There was no significant difference in the diffusion situation among different gel concentrations of 2.0% and 3.0% (data not shown) for the purpose of double diffusion. In general, gel concentration of 2.0% is suitable for larger target molecules in molecular weight and 3.0% for smaller target molecules. In addition, there was no significant difference between the diffusion profile of vertically placed gel (needs 5 min incubation in horizontal firstly) and that of horizontal gel (Additional file 4: Figure S3).
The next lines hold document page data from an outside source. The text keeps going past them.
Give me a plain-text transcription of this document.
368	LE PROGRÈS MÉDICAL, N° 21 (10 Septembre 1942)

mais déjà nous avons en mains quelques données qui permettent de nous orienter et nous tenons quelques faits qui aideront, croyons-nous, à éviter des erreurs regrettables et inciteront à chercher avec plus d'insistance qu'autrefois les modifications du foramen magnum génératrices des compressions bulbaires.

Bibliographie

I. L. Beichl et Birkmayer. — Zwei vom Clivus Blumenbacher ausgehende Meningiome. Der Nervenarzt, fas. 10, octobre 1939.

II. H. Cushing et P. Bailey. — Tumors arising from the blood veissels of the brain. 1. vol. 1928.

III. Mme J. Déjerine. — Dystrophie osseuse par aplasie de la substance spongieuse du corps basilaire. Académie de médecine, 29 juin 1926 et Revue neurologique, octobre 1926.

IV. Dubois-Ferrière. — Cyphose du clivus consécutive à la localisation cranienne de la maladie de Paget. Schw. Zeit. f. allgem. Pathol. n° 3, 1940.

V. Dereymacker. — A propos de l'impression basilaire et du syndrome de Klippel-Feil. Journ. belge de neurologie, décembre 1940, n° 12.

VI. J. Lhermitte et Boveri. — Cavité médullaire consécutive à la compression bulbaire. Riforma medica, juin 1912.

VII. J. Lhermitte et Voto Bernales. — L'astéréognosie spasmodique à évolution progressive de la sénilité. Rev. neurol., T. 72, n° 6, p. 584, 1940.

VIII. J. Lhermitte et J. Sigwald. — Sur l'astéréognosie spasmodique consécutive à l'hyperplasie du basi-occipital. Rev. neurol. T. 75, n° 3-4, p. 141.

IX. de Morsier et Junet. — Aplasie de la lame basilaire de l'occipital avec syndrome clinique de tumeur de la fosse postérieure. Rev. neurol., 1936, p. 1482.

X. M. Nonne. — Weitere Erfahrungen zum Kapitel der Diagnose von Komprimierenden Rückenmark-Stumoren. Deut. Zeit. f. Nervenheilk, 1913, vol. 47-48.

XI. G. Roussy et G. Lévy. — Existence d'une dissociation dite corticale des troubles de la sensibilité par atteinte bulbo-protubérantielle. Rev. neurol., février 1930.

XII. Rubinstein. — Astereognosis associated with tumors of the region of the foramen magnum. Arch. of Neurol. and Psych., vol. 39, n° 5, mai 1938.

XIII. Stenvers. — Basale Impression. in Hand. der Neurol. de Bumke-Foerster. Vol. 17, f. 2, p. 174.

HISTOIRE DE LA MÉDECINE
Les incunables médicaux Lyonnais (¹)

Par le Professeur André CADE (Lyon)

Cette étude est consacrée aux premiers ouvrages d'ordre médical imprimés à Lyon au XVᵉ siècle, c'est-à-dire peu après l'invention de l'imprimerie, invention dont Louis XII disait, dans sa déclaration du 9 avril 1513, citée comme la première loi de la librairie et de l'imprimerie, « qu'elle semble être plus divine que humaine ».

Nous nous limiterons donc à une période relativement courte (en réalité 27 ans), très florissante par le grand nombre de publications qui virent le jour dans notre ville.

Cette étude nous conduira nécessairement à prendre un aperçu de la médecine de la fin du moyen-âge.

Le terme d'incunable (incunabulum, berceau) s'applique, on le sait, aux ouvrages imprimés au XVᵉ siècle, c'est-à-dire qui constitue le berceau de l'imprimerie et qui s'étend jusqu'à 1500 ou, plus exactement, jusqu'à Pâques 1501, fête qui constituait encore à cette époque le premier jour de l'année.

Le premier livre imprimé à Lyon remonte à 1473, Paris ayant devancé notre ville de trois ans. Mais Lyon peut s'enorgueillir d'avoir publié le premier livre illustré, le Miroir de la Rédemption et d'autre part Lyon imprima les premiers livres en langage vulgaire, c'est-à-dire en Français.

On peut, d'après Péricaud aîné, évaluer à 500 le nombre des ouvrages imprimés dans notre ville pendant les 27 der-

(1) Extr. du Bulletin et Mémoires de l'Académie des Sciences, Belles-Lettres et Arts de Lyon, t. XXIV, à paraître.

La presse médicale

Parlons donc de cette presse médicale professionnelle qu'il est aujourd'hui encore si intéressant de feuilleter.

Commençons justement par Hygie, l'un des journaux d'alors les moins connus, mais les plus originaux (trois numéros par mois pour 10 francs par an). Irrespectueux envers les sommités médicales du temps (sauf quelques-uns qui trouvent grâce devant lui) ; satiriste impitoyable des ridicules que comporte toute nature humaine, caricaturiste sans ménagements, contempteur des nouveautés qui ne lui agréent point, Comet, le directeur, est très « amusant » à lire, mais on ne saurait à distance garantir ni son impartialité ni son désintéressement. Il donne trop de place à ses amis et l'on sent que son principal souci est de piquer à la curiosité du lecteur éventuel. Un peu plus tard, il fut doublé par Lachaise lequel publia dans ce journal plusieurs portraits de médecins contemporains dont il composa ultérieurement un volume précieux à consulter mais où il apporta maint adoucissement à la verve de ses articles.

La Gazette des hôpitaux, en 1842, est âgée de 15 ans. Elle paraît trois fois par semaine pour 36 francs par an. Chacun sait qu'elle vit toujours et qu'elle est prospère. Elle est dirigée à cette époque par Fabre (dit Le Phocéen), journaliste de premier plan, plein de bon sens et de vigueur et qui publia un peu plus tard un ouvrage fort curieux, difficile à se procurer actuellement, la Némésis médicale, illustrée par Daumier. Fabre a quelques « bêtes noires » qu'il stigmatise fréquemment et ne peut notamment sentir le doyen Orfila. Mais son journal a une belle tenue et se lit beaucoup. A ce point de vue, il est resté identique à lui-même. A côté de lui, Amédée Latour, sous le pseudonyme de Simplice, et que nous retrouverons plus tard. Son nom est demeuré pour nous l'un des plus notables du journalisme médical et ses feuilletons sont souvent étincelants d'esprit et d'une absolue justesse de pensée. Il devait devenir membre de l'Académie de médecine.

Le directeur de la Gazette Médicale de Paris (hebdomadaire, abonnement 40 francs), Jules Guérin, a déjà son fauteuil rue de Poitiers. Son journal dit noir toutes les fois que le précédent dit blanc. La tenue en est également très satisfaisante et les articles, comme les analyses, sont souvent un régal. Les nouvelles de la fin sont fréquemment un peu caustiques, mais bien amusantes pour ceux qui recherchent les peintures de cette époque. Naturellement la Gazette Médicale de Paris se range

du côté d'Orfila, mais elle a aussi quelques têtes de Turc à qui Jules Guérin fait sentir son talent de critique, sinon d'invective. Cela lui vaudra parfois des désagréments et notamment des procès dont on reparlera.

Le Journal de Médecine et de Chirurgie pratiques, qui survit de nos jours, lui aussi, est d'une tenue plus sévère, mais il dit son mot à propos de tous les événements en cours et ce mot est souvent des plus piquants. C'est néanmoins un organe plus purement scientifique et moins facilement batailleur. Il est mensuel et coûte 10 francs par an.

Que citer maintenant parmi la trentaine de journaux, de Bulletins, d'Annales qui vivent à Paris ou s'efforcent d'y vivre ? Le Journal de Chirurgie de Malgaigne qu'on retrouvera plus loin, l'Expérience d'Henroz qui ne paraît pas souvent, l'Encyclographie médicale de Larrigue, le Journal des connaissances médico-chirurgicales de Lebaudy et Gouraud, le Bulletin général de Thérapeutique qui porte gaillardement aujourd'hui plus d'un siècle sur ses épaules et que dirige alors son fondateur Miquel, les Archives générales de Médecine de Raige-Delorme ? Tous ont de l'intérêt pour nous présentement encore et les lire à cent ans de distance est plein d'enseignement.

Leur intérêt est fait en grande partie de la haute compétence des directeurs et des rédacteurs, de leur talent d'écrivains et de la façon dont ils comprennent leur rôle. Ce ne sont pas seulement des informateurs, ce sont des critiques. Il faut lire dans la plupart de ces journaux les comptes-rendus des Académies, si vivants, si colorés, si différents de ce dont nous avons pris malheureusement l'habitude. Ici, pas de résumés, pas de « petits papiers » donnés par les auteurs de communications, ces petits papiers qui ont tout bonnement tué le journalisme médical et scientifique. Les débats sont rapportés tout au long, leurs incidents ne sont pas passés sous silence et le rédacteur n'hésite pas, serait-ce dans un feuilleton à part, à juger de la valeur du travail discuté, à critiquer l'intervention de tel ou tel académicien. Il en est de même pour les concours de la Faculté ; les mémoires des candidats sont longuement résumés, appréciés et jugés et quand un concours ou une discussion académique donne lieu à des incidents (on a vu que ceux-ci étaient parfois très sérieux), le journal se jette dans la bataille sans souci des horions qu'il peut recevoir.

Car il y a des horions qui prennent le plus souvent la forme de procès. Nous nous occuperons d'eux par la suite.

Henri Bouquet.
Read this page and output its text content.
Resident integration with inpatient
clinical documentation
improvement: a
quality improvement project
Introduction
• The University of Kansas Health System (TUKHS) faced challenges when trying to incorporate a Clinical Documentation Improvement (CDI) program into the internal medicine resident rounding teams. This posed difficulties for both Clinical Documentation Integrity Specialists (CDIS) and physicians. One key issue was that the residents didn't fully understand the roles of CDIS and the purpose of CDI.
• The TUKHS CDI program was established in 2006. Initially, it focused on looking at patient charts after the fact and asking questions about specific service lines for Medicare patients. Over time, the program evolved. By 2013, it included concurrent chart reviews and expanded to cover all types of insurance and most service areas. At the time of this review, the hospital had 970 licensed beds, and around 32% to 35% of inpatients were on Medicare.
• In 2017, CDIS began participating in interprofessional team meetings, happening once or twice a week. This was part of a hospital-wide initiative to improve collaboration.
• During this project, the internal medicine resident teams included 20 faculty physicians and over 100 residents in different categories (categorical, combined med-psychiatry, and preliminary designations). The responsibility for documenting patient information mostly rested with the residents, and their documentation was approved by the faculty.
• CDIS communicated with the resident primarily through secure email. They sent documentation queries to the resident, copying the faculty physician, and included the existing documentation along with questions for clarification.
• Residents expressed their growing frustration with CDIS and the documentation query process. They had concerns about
Aptamer-based double diffusion

To test our established system, interactions of thrombin and its binding aptamer (TBA), streptavidin (SA) and biotinylated oligodeoxynucleotides (Bio-ODN) were investigated respectively. TBA/Bio-ODN was stained with GelRed in gel. When the molecules of TBA/Bio-ODN and their targets are loaded into the opposite wells, they diffuse from their respective loading wells. The binding of aptamer-target will halt the each diffusion at their interface, thereby shortening the diffusion distance and even forming a precipitation line. Indeed, image analysis results showed that visible diffusion distance of target-bound aptamer/ODN were significantly shorter than that of target-free aptamer/ODN, even “precipitation lines” could be obviously observed in Bio-ODN and SA binding assay with dose-dependent manner (Fig. 2a & c). This is similar to double-immunodiffusion assay for detection of antibody-antigen interaction. Although none of “precipitation line” was found in thrombin and TBA binding groups, the visible diffusion distance of TBA to thrombin is consistently shorter than to BSA with dose-dependent manner (Fig. 2d & f). Double diffusion is reasonably easy to perform although its sensitivity is not very ideal. Whether appearance of “precipitation lines” or not could be dependent on the different conformations of complexes of thrombin/TBA and SA/Bio-ODN. Dissociation constant (Kd) for thrombin and TBA is 2–170 × 10− 6 M, but for SA and biotin is almost 10− 15 M [54, 55]. Detectable binding signal of protein target were observed ranging from 0.1 to 1.0 μg/μL by using the aptamer concentration of 10 μM in 5 μL volume system. With the increasing of length of the aptamer, the lower concentration such as 1 μM of 80 nt aptamer is also meet the demand for diffusion.
Fig. 2

Characterization of oligodeoxynucleotides (ODN)-target binding by double-diffusion in mini-gels. Diffusion profiles of ODN modified with biotin (Bio-ODN) (a) and without biotin (control ODN) (b) during diffusion toward target streptavidin (SA) and non-target bovine serum albumin (BSA), respectively. Quantitative analysis of diffusion distance of ODN from the central point of different loading wells to their diffusion edge (c & f). Diffusion profiles of thrombin aptamer (TBA) (d) and non-aptamer ODN (control ODN) (e) when they diffused toward target thrombin and non-target BSA, respectively. Indication of binding: shortened diffusion distance due to stagnation of diffusion caused by the formation of binding complexes at the interface of the double-diffusion. Arrow heads in a: appearance of precipitation line of binding complexes at the interface of the double-diffusion. Thin arrow heads in d: interface of the double-diffusion of aptamer and its target; Data represent mean ± SEM. *P < 0.05, **P < 0.01, set control = 1.0. GelRed as the DNA indicator

For small molecules, two binding systems (acetamiprid and profenofos) were selected for monitoring by double diffusion. Image analysis results showed that there was no significant difference between target-bound and target-free aptamer using double diffusion approach (Additional file 5: Figure S4). When the molecular weight of small molecule targets is far lower than that of their corresponding aptamer, they are not heavy enough to affect the diffusion of aptamer. It suggests that a novel approach is demanded for detection of aptamer-target binding when the target molecule weight is very low.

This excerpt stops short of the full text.